Anyone who loves father or mother more than me is not worthy of me; and anyone who loves son or daughter more than me is not worthy of me.
38 En wie zijn kruis niet opneemt en Mij niet volgt, is Mijner niet waardig.
Anyone who does not take their cross and follow in my steps is not worthy of me.
39 Wie zijn leven vindt, zal het verliezen; en wie terwille van Mij zijn leven verliest, zal het vinden.
The person who has found their life will lose it, while the person who, for my sake, has lost their life will find it.
40 Wie u opneemt, neemt Mij op; en wie Mij opneemt, neemt Hem op, die Mij gezonden heeft.
‘Anyone who welcomes you is welcoming me; and anyone who welcomes me is welcoming him who sent me as his messenger.
41 Wie een profeet opneemt, omdat hij profeet is, zal het loon van een profeet ontvangen; en wie een rechtvaardige opneemt, omdat hij een rechtvaardige is, zal het loon van een rechtvaardige ontvangen.

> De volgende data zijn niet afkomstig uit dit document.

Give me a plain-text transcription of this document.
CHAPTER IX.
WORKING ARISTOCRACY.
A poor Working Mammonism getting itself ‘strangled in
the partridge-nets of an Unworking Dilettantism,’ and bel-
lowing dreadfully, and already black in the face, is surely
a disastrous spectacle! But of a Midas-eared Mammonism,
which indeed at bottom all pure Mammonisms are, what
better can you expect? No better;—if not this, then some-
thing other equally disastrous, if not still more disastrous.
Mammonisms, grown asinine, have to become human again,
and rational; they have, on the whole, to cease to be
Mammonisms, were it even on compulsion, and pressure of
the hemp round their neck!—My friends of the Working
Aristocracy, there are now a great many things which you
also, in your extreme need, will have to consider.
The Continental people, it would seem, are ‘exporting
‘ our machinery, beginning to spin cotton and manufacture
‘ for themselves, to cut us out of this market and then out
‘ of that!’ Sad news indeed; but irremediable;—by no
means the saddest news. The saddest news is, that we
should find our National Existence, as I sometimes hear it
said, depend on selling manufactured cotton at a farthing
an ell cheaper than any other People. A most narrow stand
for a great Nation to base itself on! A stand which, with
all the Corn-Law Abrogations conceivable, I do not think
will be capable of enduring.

The person who welcomes a prophet, because they are a prophet, will receive a prophet’s reward; and anyone who welcomes a good person, because they are a good person, will receive a good person’s reward.
42 En wie slechts een beker koud water te drinken geeft aan een dezer kleinen, omdat hij een leerling is, voorwaar, Ik zeg u: hem zal zijn loon niet ontgaan.
And, if anyone gives but a cup of cold water to one of these little ones because they are a disciple, I tell you that they will assuredly not lose their reward.’